Stirling estimates that about half of the polar bear population around the circumpolar Arctic could disappear by 2050 to 2060, if climate warming continues as is currently projected, with the last survivors expected to be in the Northern Canadian Arctic islands and Greenland. There are 19 different polar bear subpopulations around the world, 13 of which can be found in Canada.
“The consequences of climate warming are going to be severe for any mammals that depend on ice, including polar bears, some species of seals, small arctic whales, and other species further down the food chain, such as arctic cod,” Stirling said. “The study of polar marine mammals, such as polar bears and seals, is essential to the conservation and management of both the Arctic and Antarctic marine ecosystems, which in turn comprise a crucial component of the total environment of the Earth.”

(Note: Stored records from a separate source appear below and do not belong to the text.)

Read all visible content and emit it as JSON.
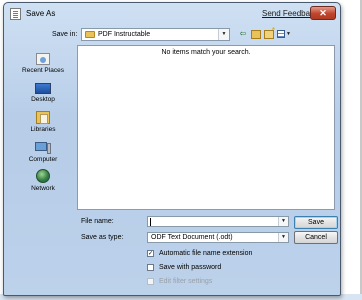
{
  "dialog": {
    "title": "Save As",
    "feedback_link": "Send Feedback",
    "close_glyph": "✕"
  },
  "toolbar": {
    "save_in_label": "Save in:",
    "save_in_value": "PDF Instructable",
    "dropdown_glyph": "▼",
    "back_glyph": "⇦",
    "view_arrow_glyph": "▼"
  },
  "places": [
    {
      "label": "Recent Places",
      "icon": "recent-places-icon"
    },
    {
      "label": "Desktop",
      "icon": "desktop-icon"
    },
    {
      "label": "Libraries",
      "icon": "libraries-icon"
    },
    {
      "label": "Computer",
      "icon": "computer-icon"
    },
    {
      "label": "Network",
      "icon": "network-icon"
    }
  ],
  "file_list": {
    "empty_message": "No items match your search."
  },
  "form": {
    "file_name_label": "File name:",
    "file_name_value": "",
    "save_as_type_label": "Save as type:",
    "save_as_type_value": "ODF Text Document (.odt)"
  },
  "buttons": {
    "save": "Save",
    "cancel": "Cancel"
  },
  "options": {
    "auto_extension": {
      "label": "Automatic file name extension",
      "checked": true,
      "glyph": "✓"
    },
    "save_with_password": {
      "label": "Save with password",
      "checked": false
    },
    "edit_filter_settings": {
      "label": "Edit filter settings",
      "checked": false,
      "disabled": true
    }
  },
  "colors": {
    "window_frame": "#b7cde8",
    "close_button": "#c0452c",
    "default_button_border": "#3c7fb1"
  }
}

Stirling has been instrumental in advancing arctic research by mentoring other scientists, starting in the 1970s when he became an adjunct professor with the University of Alberta and established a first-of-its-kind coordinated research program on polar bears and seals in the Canadian Arctic. He has authored or co-authored more than 300 scientific articles, of which more than 225 were peer-reviewed. He has also published five non-technical books which made scientific information available to the general public.
“As an educator and a mentor, Stirling has inspired early-career scholars, from undergraduate and graduate students to post-doctoral fellows, to pursue and persevere in northern research,” said Monique Bernier, president, ACUNS. “Many of his former students now live in the North where they occupy positions as territorial or federal government biologists or managers. He is highly respected in the North due to his consideration of Indigenous knowledge, his support for co-management with northern communities and his role as an advocate for the Arctic.”

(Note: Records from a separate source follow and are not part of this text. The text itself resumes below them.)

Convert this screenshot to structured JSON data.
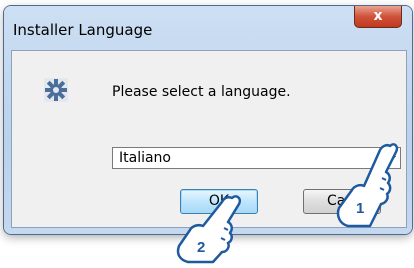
{
  "window": {
    "title": "Installer Language",
    "close_glyph": "x"
  },
  "dialog": {
    "prompt": "Please select a language.",
    "icon": "installer-gear-icon"
  },
  "language_select": {
    "selected": "Italiano"
  },
  "buttons": {
    "ok": "OK",
    "cancel": "Ca"
  },
  "callouts": [
    {
      "number": "1"
    },
    {
      "number": "2"
    }
  ],
  "colors": {
    "ok_highlight": "#bee6fd",
    "close_red": "#d0523a",
    "callout_blue": "#1e5aa0"
  }
}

The annual Weston Foundation prize, launched in 2011, recognizes a leading northern researcher in natural science and is the largest award of its kind. The Weston Family Prize is administered by the Association of Canadian Universities for Northern Studies (ACUNS). The Foundation’s support is a catalyst that enables leading Canadian scientists to pursue rigorous exploration of Canada’s North. Since 2007, it has committed more than $25 million towards northern research and science.